Hannibal Hamlin Garland was born on a farm near West Salem, Wisconsin, on September 14, 1860, the second of four children of Richard Garland of Maine and Charlotte Isabelle McClintock. The boy was named after Hannibal Hamlin, the candidate for vice-president under Abraham Lincoln. He lived on various Midwestern farms throughout his young life, but settled in Boston, Massachusetts, in 1884 to pursue a career in writing.
He read diligently in the Boston Public Library. There he became enamored with the ideas of Henry George, and his Single Tax Movement. George's ideas came to influence a number of his works, such as Main-Travelled Roads (1891), Prairie Folks (1892), and his novel Jason Edwards (1892).
Main-Travelled Roads was his first major success. It was a collection of short stories inspired by his days on the farm. He serialized a biography of Ulysses S. Grant in McClure's Magazine before publishing it as a book in 1898. The same year, Garland traveled to the Yukon to witness the Klondike Gold Rush, which inspired The Trail of the Gold Seekers (1899). He lived on a farm between Osage, and St. Ansgar, Iowa for quite some time. Many of his writings are based on this era of his life.
A prolific writer, Garland continued to publish novels, short fiction, and essays. In 1917, he published his autobiography, A Son of the Middle Border. The book's success prompted a sequel, A Daughter of the Middle Border, for which Garland won the 1922 Pulitzer Prize for Biography.
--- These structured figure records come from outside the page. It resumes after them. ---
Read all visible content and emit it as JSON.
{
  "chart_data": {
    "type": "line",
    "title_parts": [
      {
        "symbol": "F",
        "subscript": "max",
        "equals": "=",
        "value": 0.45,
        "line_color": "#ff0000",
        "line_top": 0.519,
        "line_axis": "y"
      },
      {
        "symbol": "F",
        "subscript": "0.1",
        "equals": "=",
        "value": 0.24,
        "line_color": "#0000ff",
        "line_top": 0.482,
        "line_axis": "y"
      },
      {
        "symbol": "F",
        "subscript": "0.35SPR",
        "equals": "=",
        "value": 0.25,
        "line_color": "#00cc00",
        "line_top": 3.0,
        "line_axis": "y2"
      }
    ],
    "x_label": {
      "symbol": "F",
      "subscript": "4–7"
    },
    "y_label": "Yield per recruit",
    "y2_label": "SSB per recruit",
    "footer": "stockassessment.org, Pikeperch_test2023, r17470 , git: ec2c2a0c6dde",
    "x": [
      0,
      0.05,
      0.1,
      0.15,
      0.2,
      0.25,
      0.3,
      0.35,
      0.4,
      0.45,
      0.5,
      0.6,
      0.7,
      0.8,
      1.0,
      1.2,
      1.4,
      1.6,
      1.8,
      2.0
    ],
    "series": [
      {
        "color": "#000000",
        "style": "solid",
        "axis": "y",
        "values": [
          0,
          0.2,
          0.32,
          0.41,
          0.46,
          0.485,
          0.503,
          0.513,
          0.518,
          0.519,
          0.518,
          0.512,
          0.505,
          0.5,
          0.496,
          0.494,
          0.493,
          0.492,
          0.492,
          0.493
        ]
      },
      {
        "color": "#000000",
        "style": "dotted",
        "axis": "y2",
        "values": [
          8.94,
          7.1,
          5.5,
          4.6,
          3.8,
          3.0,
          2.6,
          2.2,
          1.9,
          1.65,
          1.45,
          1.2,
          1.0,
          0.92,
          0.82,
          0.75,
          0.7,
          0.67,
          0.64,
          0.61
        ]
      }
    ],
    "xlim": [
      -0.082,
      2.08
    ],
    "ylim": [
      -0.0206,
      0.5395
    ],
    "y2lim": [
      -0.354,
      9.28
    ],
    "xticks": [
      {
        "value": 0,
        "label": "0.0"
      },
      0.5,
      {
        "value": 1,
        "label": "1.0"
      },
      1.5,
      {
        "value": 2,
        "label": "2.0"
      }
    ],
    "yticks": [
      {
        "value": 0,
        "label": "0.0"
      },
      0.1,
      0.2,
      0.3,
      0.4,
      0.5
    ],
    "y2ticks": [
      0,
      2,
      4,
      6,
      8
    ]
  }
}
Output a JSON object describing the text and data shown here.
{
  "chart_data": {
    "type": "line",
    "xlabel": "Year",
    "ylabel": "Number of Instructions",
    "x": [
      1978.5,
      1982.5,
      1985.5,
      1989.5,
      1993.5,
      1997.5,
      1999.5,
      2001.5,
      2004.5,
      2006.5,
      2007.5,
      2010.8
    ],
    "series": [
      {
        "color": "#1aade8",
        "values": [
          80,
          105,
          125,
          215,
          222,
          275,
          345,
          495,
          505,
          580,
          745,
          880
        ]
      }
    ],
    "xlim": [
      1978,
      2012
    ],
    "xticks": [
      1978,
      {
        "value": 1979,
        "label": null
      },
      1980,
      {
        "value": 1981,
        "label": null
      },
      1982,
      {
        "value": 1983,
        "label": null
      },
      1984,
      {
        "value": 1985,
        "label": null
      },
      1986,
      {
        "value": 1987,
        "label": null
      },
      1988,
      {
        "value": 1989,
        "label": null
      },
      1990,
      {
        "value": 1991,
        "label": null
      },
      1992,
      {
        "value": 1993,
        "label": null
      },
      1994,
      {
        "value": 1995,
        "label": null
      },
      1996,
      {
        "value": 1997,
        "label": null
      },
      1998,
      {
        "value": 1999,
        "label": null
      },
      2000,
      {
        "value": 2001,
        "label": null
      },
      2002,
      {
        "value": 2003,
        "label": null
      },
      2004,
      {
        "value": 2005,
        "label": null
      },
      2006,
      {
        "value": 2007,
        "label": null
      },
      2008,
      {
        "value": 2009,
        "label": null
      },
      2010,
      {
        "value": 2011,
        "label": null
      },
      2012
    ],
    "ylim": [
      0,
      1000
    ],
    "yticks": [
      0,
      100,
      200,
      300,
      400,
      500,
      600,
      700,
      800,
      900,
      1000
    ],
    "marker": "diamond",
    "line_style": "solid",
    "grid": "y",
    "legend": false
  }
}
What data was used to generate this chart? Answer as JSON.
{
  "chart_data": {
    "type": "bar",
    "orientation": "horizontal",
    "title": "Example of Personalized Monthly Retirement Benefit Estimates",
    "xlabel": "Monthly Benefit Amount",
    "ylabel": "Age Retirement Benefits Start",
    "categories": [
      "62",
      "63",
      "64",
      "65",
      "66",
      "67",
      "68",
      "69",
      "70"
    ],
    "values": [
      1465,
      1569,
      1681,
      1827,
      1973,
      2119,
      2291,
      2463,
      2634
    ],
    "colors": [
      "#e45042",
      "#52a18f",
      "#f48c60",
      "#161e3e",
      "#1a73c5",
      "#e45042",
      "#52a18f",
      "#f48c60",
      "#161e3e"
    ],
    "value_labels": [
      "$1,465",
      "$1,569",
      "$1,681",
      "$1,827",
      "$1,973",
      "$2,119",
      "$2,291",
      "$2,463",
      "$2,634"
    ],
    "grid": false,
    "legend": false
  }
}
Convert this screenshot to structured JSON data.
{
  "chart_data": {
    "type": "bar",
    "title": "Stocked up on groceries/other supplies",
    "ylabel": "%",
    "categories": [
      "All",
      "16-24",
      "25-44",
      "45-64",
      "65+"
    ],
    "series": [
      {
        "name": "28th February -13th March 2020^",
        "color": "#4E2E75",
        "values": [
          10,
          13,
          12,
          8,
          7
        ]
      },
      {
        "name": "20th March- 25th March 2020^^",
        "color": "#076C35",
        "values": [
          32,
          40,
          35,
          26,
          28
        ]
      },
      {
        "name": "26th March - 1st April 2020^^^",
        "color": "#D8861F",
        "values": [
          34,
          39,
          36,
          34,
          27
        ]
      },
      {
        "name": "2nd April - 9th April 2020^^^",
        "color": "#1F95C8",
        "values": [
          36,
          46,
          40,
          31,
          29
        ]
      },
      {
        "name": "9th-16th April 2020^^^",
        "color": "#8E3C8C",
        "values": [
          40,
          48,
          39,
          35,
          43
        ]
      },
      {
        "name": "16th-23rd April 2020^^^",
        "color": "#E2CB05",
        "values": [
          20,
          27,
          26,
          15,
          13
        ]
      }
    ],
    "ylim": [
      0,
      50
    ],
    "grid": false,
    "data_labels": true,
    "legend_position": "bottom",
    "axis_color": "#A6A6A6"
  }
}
After two more volumes, Garland began a second series of memoirs based on his diary. Garland naturally became quite well known during his lifetime and had many friends in literary circles. He was made a member of the American Academy of Arts and Letters in 1918.
After moving to Hollywood, California, in 1929, he devoted his remaining years to investigating psychic phenomena, an enthusiasm he first undertook in 1891. In his final book, The Mystery of the Buried Crosses (1939), he tried to defend such phenomena and prove the legitimacy of psychic mediums.
A friend, Lee Shippey, columnist for the Los Angeles Times, recalled Garland's regular system of writing:
. . . he got up at half past five, brewed a pot of coffee and made toast on an electric gadget in his study and was at work by six. At nine o'clock he was through with work for the day. Then he breakfasted, read the morning paper and attended to his personal mail. . . . After luncheon he and Mrs. Garland would take a long drive . . . . Sometimes they would drop in on Will Rogers, Will Durant, Robert Benchley or even on me, for their range of friends was very wide. . . . After dinner they would go to a show if an exceptionally good one were in town, otherwise one of their daughters would read aloud.
Garland died at age 79, at his home in Hollywood on March 4, 1940. A memorial service was held three days later near his home in Glendale, California. His ashes were buried in Neshonoc Cemetery in West Salem, Wisconsin, on March 14; his poem "The Cry of the Age" was read by Reverend John B. Fritz.
The Hamlin Garland House in West Salem is a historical site.